Strengthening Cu/Ni nanolayered composites by introducing thin Ag interlayers: A molecular dynamics simulation study

Abstract

Experiments have shown that the ultrahigh strength of nanolayered metallic composites originates from their high-density interfaces of special characteristics. Hence, the modulation of interface structures becomes an effective route to enhance the mechanical performance of the nanolayered composites. One of the general ways to tune the interfacial feature is to introduce interlayers of several nanometers among constituent layers, such as amorphous (disordered) and crystalline (ordered) interlayers.

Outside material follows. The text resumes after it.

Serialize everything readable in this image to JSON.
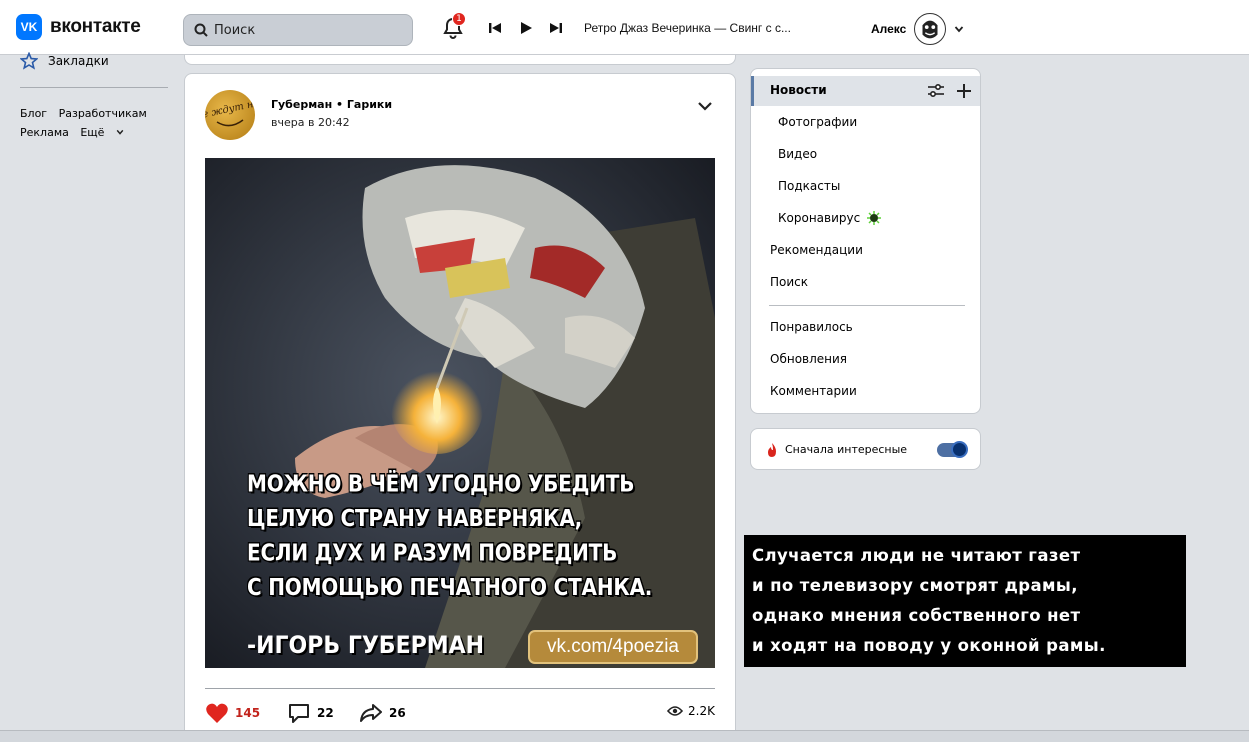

Here, the deformation of a Cu/Ni layered composite with Ag interlayers of different thicknesses was simulated by molecular dynamics simulations. Our simulations show that the yield stress of 25 nm Cu/25 nm Ni nanolayered composites with Ag interlayers can be significantly enhanced, i.e., it can be 56.4% higher than that of their counterparts without interlayers. We also found that the yield strength of the new composites can be maximized by selecting an appropriate thickness for the Ag interlayer. The optimum interlayer thickness is 2.1 nm in tension and 4.2 nm for compression. It is revealed that the extra strength results from the alleviation of stress concentration by stimulating abundant interfacial dislocations at the Cu–Ag and Ag–Ni interfaces. These findings show that the introduction of additional interlayers is a new route to design stronger nanolayered metallic composites.